Among his research activities at the host institution, Dr Sorel played a leading role in the analysis of forward pion production in proton-nucleus interactions with the Hadron production (HARP) experiment at the European Organisation for Nuclear Research (CERN), as well as on the application of those results for neutrino flux predictions for the K2K experiment in Japan and for the MiniBooNE and SciBooNE experiments at Fermilab, in the United States of America. This contribution was of critical importance for the final K2K neutrino oscillation measurements and searches, providing the first confirmation of atmospheric neutrino oscillations with a long baseline accelerator experiment. It was also critical for the first MiniBooNE results on a search for electron neutrino appearance, excluding the simplest neutrino oscillation interpretation of the electron antineutrino excess seen in the earlier Liquid scintillator neutrino detector (LSND) experiment.

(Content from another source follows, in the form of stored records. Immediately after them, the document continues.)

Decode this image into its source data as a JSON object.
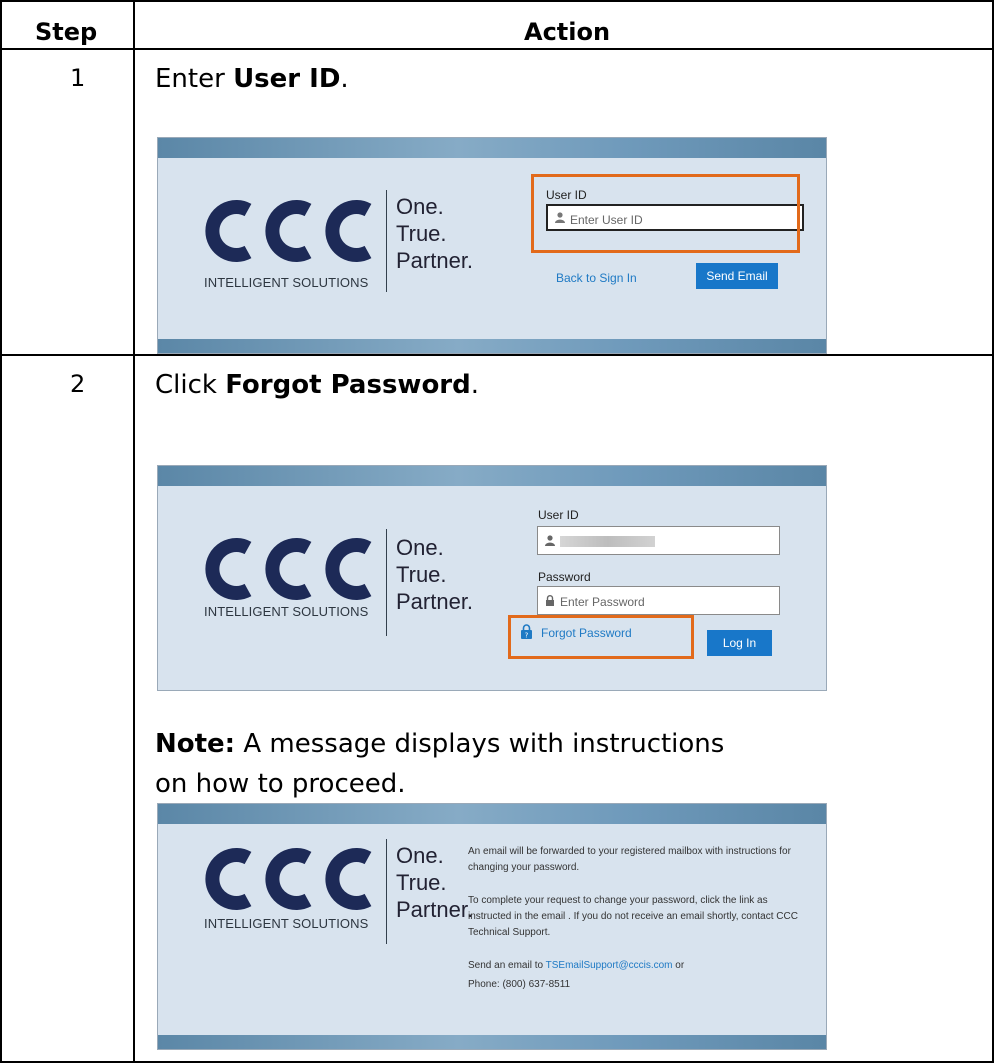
{
  "header": {
    "step": "Step",
    "action": "Action"
  },
  "rows": [
    {
      "step": "1",
      "instr_prefix": "Enter ",
      "instr_bold": "User ID",
      "instr_suffix": ".",
      "screen": {
        "logo_sub": "INTELLIGENT SOLUTIONS",
        "tagline": [
          "One.",
          "True.",
          "Partner."
        ],
        "userid_label": "User ID",
        "userid_placeholder": "Enter User ID",
        "back_link": "Back to Sign In",
        "send_button": "Send Email"
      }
    },
    {
      "step": "2",
      "instr_prefix": "Click ",
      "instr_bold": "Forgot Password",
      "instr_suffix": ".",
      "screen": {
        "logo_sub": "INTELLIGENT SOLUTIONS",
        "tagline": [
          "One.",
          "True.",
          "Partner."
        ],
        "userid_label": "User ID",
        "password_label": "Password",
        "password_placeholder": "Enter Password",
        "forgot_link": "Forgot Password",
        "login_button": "Log In"
      },
      "note_label": "Note:",
      "note_text": " A message displays with instructions on how to proceed.",
      "screen2": {
        "logo_sub": "INTELLIGENT SOLUTIONS",
        "tagline": [
          "One.",
          "True.",
          "Partner."
        ],
        "msg1": "An email will be forwarded to your registered mailbox with instructions for changing your password.",
        "msg2": "To complete your request to change your password, click the link as instructed in the email . If you do not receive an email shortly, contact CCC Technical Support.",
        "msg3_prefix": "Send an email to ",
        "msg3_email": "TSEmailSupport@cccis.com",
        "msg3_suffix": " or",
        "msg4": "Phone: (800) 637-8511"
      }
    }
  ],
  "colors": {
    "highlight": "#e26a1b",
    "button": "#1877c9",
    "link": "#1f7ac4",
    "panel": "#d8e3ee",
    "logo": "#1d2a57"
  },
  "icons": [
    "user-icon",
    "lock-icon",
    "help-lock-icon",
    "ccc-logo"
  ]
}
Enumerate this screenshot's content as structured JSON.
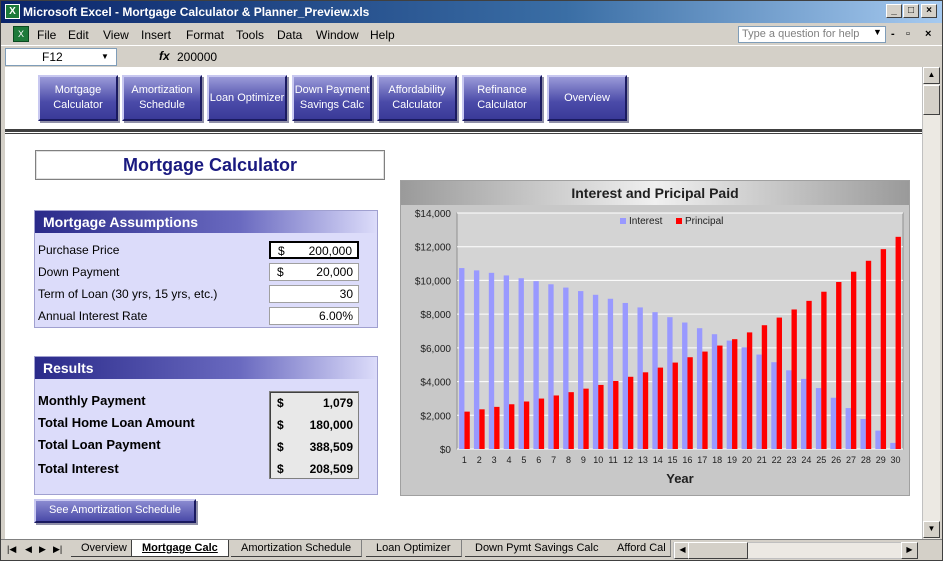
{
  "window": {
    "title": "Microsoft Excel - Mortgage Calculator & Planner_Preview.xls"
  },
  "menu": {
    "items": [
      "File",
      "Edit",
      "View",
      "Insert",
      "Format",
      "Tools",
      "Data",
      "Window",
      "Help"
    ],
    "question_placeholder": "Type a question for help"
  },
  "formula_bar": {
    "cell_ref": "F12",
    "fx": "fx",
    "value": "200000"
  },
  "nav_buttons": [
    "Mortgage Calculator",
    "Amortization Schedule",
    "Loan Optimizer",
    "Down Payment Savings Calc",
    "Affordability Calculator",
    "Refinance Calculator",
    "Overview"
  ],
  "page_title": "Mortgage Calculator",
  "assumptions": {
    "heading": "Mortgage Assumptions",
    "rows": [
      {
        "label": "Purchase Price",
        "prefix": "$",
        "value": "200,000"
      },
      {
        "label": "Down Payment",
        "prefix": "$",
        "value": "20,000"
      },
      {
        "label": "Term of Loan (30 yrs, 15 yrs, etc.)",
        "prefix": "",
        "value": "30"
      },
      {
        "label": "Annual Interest Rate",
        "prefix": "",
        "value": "6.00%"
      }
    ]
  },
  "results": {
    "heading": "Results",
    "rows": [
      {
        "label": "Monthly Payment",
        "prefix": "$",
        "value": "1,079"
      },
      {
        "label": "Total Home Loan Amount",
        "prefix": "$",
        "value": "180,000"
      },
      {
        "label": "Total Loan Payment",
        "prefix": "$",
        "value": "388,509"
      },
      {
        "label": "Total Interest",
        "prefix": "$",
        "value": "208,509"
      }
    ]
  },
  "amortization_button": "See Amortization Schedule",
  "chart_data": {
    "type": "bar",
    "title": "Interest and Pricipal Paid",
    "xlabel": "Year",
    "ylabel": "",
    "ylim": [
      0,
      14000
    ],
    "yticks": [
      "$0",
      "$2,000",
      "$4,000",
      "$6,000",
      "$8,000",
      "$10,000",
      "$12,000",
      "$14,000"
    ],
    "legend_position": "top",
    "categories": [
      "1",
      "2",
      "3",
      "4",
      "5",
      "6",
      "7",
      "8",
      "9",
      "10",
      "11",
      "12",
      "13",
      "14",
      "15",
      "16",
      "17",
      "18",
      "19",
      "20",
      "21",
      "22",
      "23",
      "24",
      "25",
      "26",
      "27",
      "28",
      "29",
      "30"
    ],
    "series": [
      {
        "name": "Interest",
        "color": "#9999ff",
        "values": [
          10733,
          10596,
          10450,
          10296,
          10131,
          9957,
          9772,
          9576,
          9368,
          9147,
          8912,
          8663,
          8399,
          8118,
          7820,
          7503,
          7167,
          6810,
          6431,
          6029,
          5602,
          5149,
          4668,
          4158,
          3615,
          3040,
          2429,
          1780,
          1091,
          361
        ]
      },
      {
        "name": "Principal",
        "color": "#ff0000",
        "values": [
          2217,
          2354,
          2499,
          2654,
          2818,
          2992,
          3176,
          3372,
          3580,
          3801,
          4035,
          4284,
          4549,
          4829,
          5127,
          5444,
          5780,
          6136,
          6515,
          6917,
          7343,
          7796,
          8277,
          8788,
          9330,
          9906,
          10517,
          11166,
          11855,
          12586
        ]
      }
    ]
  },
  "sheet_tabs": [
    "Overview",
    "Mortgage Calc",
    "Amortization Schedule",
    "Loan Optimizer",
    "Down Pymt Savings Calc",
    "Afford Cal"
  ],
  "colors": {
    "accent": "#2a2a8a",
    "panel_bg": "#dcdcfa",
    "title_text": "#1a1a80"
  }
}
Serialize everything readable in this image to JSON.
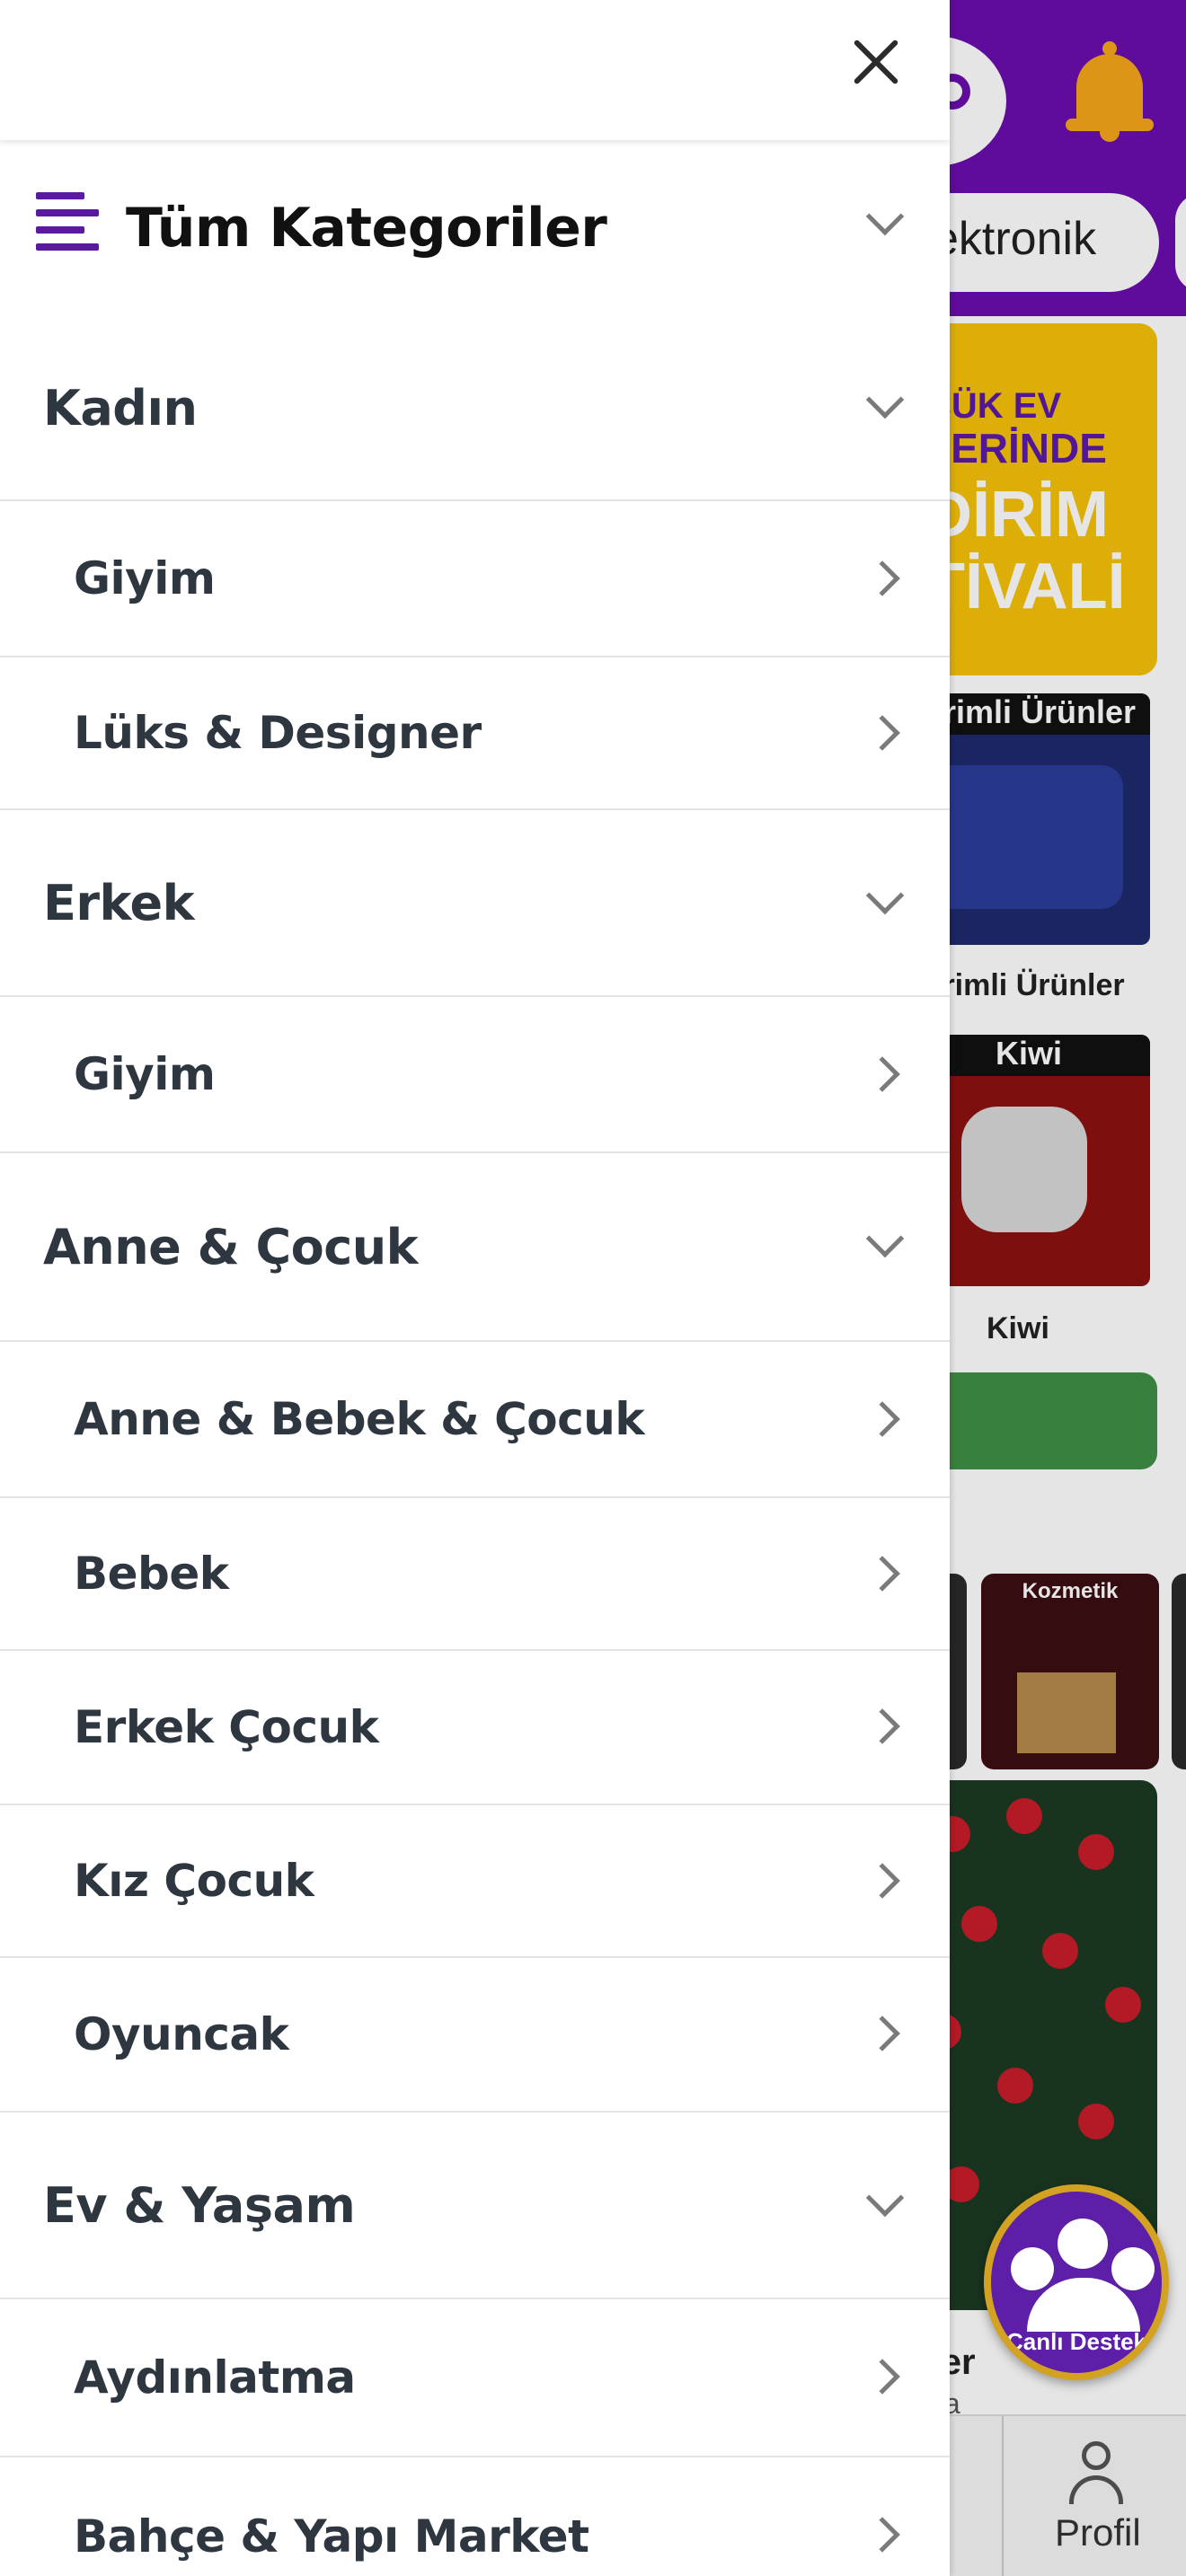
{
  "drawer": {
    "all_categories_label": "Tüm Kategoriler",
    "groups": [
      {
        "label": "Kadın",
        "items": [
          "Giyim",
          "Lüks & Designer"
        ]
      },
      {
        "label": "Erkek",
        "items": [
          "Giyim"
        ]
      },
      {
        "label": "Anne & Çocuk",
        "items": [
          "Anne & Bebek & Çocuk",
          "Bebek",
          "Erkek Çocuk",
          "Kız Çocuk",
          "Oyuncak"
        ]
      },
      {
        "label": "Ev & Yaşam",
        "items": [
          "Aydınlatma",
          "Bahçe & Yapı Market"
        ]
      }
    ]
  },
  "background": {
    "category_chip": "ektronik",
    "banner_lines": [
      "ÇÜK EV",
      "LERİNDE",
      "DİRİM",
      "TİVALİ"
    ],
    "card_1_caption": "irimli Ürünler",
    "card_1_label": "irimli Ürünler",
    "card_2_caption": "Kiwi",
    "card_2_label": "Kiwi",
    "small_card_caption": "Kozmetik",
    "berries_label": "riler",
    "berries_sub": "asla",
    "bottom_nav_profile": "Profil",
    "live_support": "Canlı Destek"
  },
  "colors": {
    "brand_purple": "#6a0dad",
    "menu_icon": "#5b1a9e",
    "text_dark": "#2e3640",
    "divider": "#e3e3e3"
  },
  "icons": {
    "close": "close-icon",
    "menu": "menu-lines-icon",
    "expand": "chevron-down-icon",
    "navigate": "chevron-right-icon"
  }
}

Dr Sorel also got heavily involved in the experimental study of all relevant neutrino interactions in the few GeV neutrino energy region and was coordinating, since January 2006, together with Dr F. Sanchez from the Institut de Fisica d'Altes Energies (IFAE), Barcelona, Spain, the activity of the analysis group making use of the SciBar detector, one of the neutrino detectors exposed to the K2K neutrino beam and located at the KEK Laboratory in Japan. In addition, Dr Sorel was one of the leaders of the SciBooNE experiment at Fermilab, United States of America, whose main goal was to provide the precision neutrino interaction data needed for more sensitive neutrino oscillation searches and measurements to be performed with the future T2K experiment. The T2K experiment in Japan would occupy a prime role, within the world context, for the experimental exploration of neutrino properties over the next decade. Dr Sorel served as the software coordinator for the SciBooNE experiment since early 2006, and as the physics' analysis coordinator, along with Dr. H Tanaka, from Columbia University, United States of America, since early 2007.